Intervistato da Cronache di Spogliatoio e Rivista Undici, Tiago Pinto è tornato a parlare dei suoi tre anni alla Roma, dal gennaio 2021 al 2024, oggi con la distanza di chi lavora già altrove – al Bournemouth – ma non ha chiuso il conto emotivo con la Capitale.
Sa bene quali nomi vengano citati quando si parla delle sue ombre – Viña, Renato Sanches, Shomurodov – e non prova a negarli. Ma ci tiene a bilanciare il racconto: “Qualcosa di buono è stato fatto”, sottolinea.
I colpi rivendicati: Svilar, Ndicka, Celik
Pinto sceglie tre esempi simbolici: Svilar e Ndicka presi a parametro zero, Celik pagato 7 milioni. Operazioni che, anche nella sua lettura, nascono da una condizione precisa: pochi soldi a disposizione, obbligo di trovare “soluzioni” creative più che colpi a effetto.

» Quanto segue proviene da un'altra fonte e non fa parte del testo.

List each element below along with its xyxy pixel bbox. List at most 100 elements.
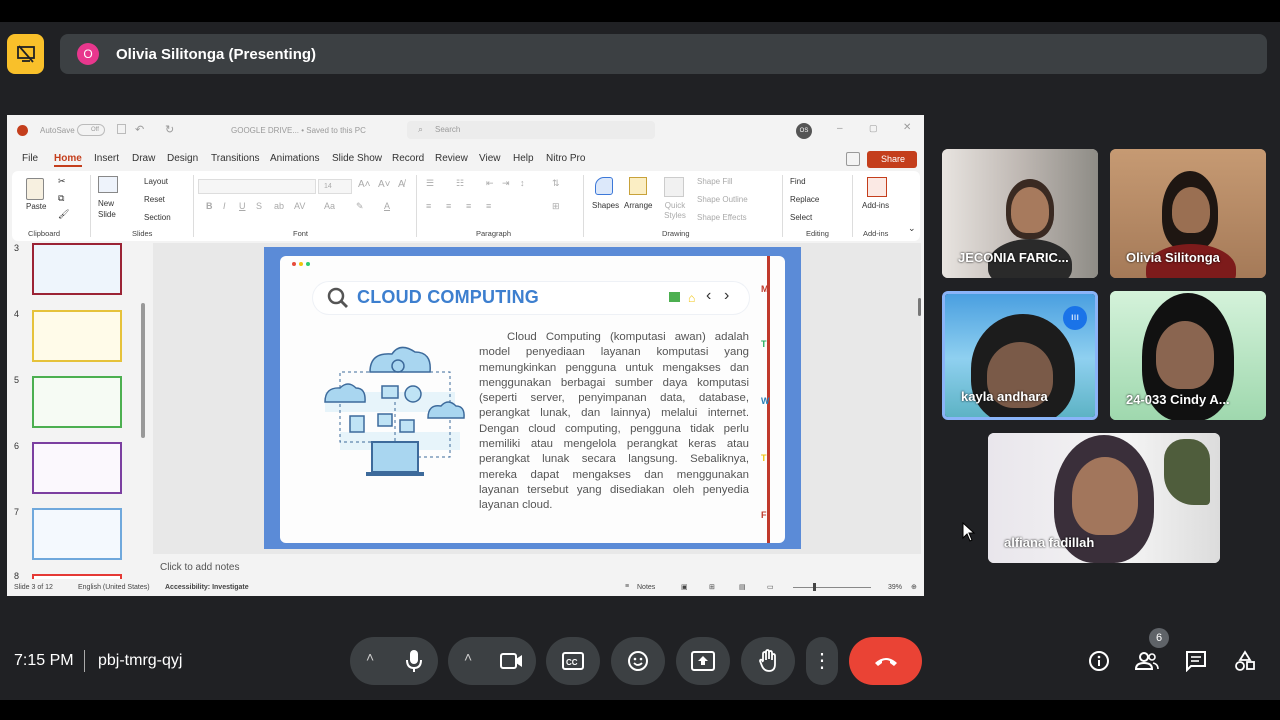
save-icon[interactable]: [117, 124, 126, 134]
chat-button[interactable]: [1181, 646, 1211, 676]
align-center-icon[interactable]: ≡: [446, 201, 451, 211]
participant-tile[interactable]: Olivia Silitonga: [1110, 149, 1266, 278]
replace-button[interactable]: Replace: [790, 195, 819, 204]
shapes-icon[interactable]: [595, 177, 613, 195]
tab-home[interactable]: Home: [54, 153, 82, 167]
notes-pane[interactable]: Click to add notes: [153, 556, 921, 578]
restore-icon[interactable]: ▢: [869, 123, 878, 134]
zoom-level[interactable]: 39%: [888, 584, 902, 591]
text-direction-icon[interactable]: ⇅: [552, 178, 560, 189]
outdent-icon[interactable]: ⇥: [502, 178, 510, 189]
align-right-icon[interactable]: ≡: [466, 201, 471, 211]
user-avatar[interactable]: OS: [796, 123, 812, 139]
italic-icon[interactable]: I: [223, 201, 226, 211]
strikethrough-icon[interactable]: S: [256, 201, 262, 211]
slide-thumbnail[interactable]: [32, 310, 122, 362]
tab-design[interactable]: Design: [167, 153, 198, 164]
present-button[interactable]: [676, 637, 730, 685]
arrange-button[interactable]: Arrange: [624, 201, 652, 210]
shape-effects-button[interactable]: Shape Effects: [697, 213, 747, 222]
slide-sorter-icon[interactable]: ⊞: [709, 583, 715, 591]
autosave-toggle[interactable]: Off: [77, 124, 105, 136]
meeting-details-button[interactable]: [1084, 646, 1114, 676]
thumbnail-scrollbar[interactable]: [141, 303, 145, 438]
justify-icon[interactable]: ≡: [486, 201, 491, 211]
slide-thumbnail[interactable]: [32, 574, 122, 579]
change-case-icon[interactable]: Aa: [324, 201, 335, 211]
tab-view[interactable]: View: [479, 153, 501, 164]
slide-thumbnail[interactable]: [32, 243, 122, 295]
paste-button[interactable]: Paste: [26, 202, 46, 211]
add-ins-icon[interactable]: [867, 177, 887, 197]
reset-button[interactable]: Reset: [144, 195, 165, 204]
notes-icon[interactable]: ≡: [625, 583, 629, 590]
microphone-icon[interactable]: [405, 649, 423, 673]
new-slide-icon[interactable]: [98, 176, 118, 193]
tab-transitions[interactable]: Transitions: [211, 153, 260, 164]
increase-font-icon[interactable]: A˄: [358, 179, 371, 190]
numbering-icon[interactable]: ☷: [456, 178, 464, 189]
add-ins-button[interactable]: Add-ins: [862, 201, 889, 210]
select-button[interactable]: Select: [790, 213, 812, 222]
font-size-select[interactable]: 14: [318, 179, 352, 194]
copy-icon[interactable]: ⧉: [58, 193, 64, 204]
section-button[interactable]: Section: [144, 213, 171, 222]
slide-scrollbar[interactable]: [918, 298, 921, 316]
tab-record[interactable]: Record: [392, 153, 424, 164]
presentation-indicator-icon[interactable]: [7, 34, 44, 74]
comments-icon[interactable]: [846, 152, 860, 166]
decrease-font-icon[interactable]: A˅: [378, 179, 391, 190]
layout-button[interactable]: Layout: [144, 177, 168, 186]
share-button[interactable]: Share: [867, 151, 917, 168]
close-icon[interactable]: ✕: [903, 122, 911, 133]
indent-icon[interactable]: ⇤: [486, 178, 494, 189]
accessibility-status[interactable]: Accessibility: Investigate: [165, 584, 249, 591]
people-button[interactable]: [1132, 646, 1162, 676]
tab-review[interactable]: Review: [435, 153, 468, 164]
language-status[interactable]: English (United States): [78, 584, 150, 591]
slide-thumbnail[interactable]: [32, 376, 122, 428]
line-spacing-icon[interactable]: ↕: [520, 178, 525, 188]
mic-options-chevron-icon[interactable]: ˄: [366, 649, 374, 665]
captions-button[interactable]: CC: [546, 637, 600, 685]
tab-help[interactable]: Help: [513, 153, 534, 164]
shadow-icon[interactable]: ab: [274, 201, 284, 211]
tab-nitro-pro[interactable]: Nitro Pro: [546, 153, 585, 164]
undo-icon[interactable]: ↶: [135, 123, 144, 136]
participant-tile[interactable]: JECONIA FARIC...: [942, 149, 1098, 278]
underline-icon[interactable]: U: [239, 201, 246, 211]
format-painter-icon[interactable]: 🖌: [58, 209, 69, 220]
bullets-icon[interactable]: ☰: [426, 178, 434, 189]
zoom-slider[interactable]: [793, 587, 871, 588]
tab-slide-show[interactable]: Slide Show: [332, 153, 382, 164]
participant-tile-speaking[interactable]: ııı kayla andhara: [942, 291, 1098, 420]
clear-format-icon[interactable]: A̸: [398, 179, 405, 190]
slide-thumbnail[interactable]: [32, 442, 122, 494]
tab-insert[interactable]: Insert: [94, 153, 119, 164]
shape-outline-button[interactable]: Shape Outline: [697, 195, 748, 204]
collapse-ribbon-icon[interactable]: ⌄: [908, 223, 916, 234]
slide-thumbnail[interactable]: [32, 508, 122, 560]
cut-icon[interactable]: ✂: [58, 176, 66, 187]
shape-fill-button[interactable]: Shape Fill: [697, 177, 733, 186]
leave-call-button[interactable]: [849, 637, 922, 685]
redo-icon[interactable]: ↻: [165, 123, 174, 136]
more-options-button[interactable]: ⋮: [806, 637, 838, 685]
current-slide[interactable]: CLOUD COMPUTING ⌂ ‹ › Cloud Computing (k…: [264, 247, 801, 549]
highlight-icon[interactable]: ✎: [356, 201, 364, 212]
quick-styles-icon[interactable]: [664, 177, 684, 197]
tab-file[interactable]: File: [22, 153, 38, 164]
camera-options-chevron-icon[interactable]: ˄: [464, 649, 472, 665]
arrange-icon[interactable]: [629, 177, 647, 195]
slideshow-view-icon[interactable]: ▭: [767, 583, 774, 591]
camera-icon[interactable]: [500, 652, 524, 670]
smartart-icon[interactable]: ⊞: [552, 201, 560, 212]
fit-slide-icon[interactable]: ⊕: [911, 583, 917, 591]
bold-icon[interactable]: B: [206, 201, 213, 211]
participant-tile[interactable]: alfiana fadillah: [988, 433, 1220, 563]
quick-styles-button[interactable]: Quick Styles: [660, 201, 690, 221]
char-spacing-icon[interactable]: AV: [294, 201, 305, 211]
search-box[interactable]: ⌕ Search: [407, 121, 655, 139]
normal-view-icon[interactable]: ▣: [681, 583, 688, 591]
tab-draw[interactable]: Draw: [132, 153, 155, 164]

Dietro c’è il messaggio: il lavoro di un direttore sportivo non può essere ridotto a tre errori di mercato, soprattutto in un contesto condizionato dal fair play finanziario e da paletti economici stringenti.
Coppe europee e giovani: l’altra faccia del bilancio
Sul piano sportivo, Pinto ricorda una Roma che, con lui in cabina di regia, ha messo in fila una semifinale e una finale di Europa League e soprattutto la vittoria della Conference League. Non abbastanza per chi sognava stabilmente la Champions, ma comunque un ciclo con trofei e percorsi europei di livello.
L’altra eredità che rivendica è quella del settore giovanile: da Zalewski a Bove, da Calafiori a Pisilli, fino a Marin, oggi terzo portiere del PSG. Una crescita che, secondo Pinto, è stata possibile anche grazie al ruolo di Mourinho, bravo a dare spazio ai ragazzi nei momenti chiave.
Il riassunto è nelle sue parole finali: “Considerando la situazione economica, abbiamo fatto tanto con poco”. Un bilancio che non chiude il dibattito, ma aggiunge qualche elemento in più alla storia recente della Roma.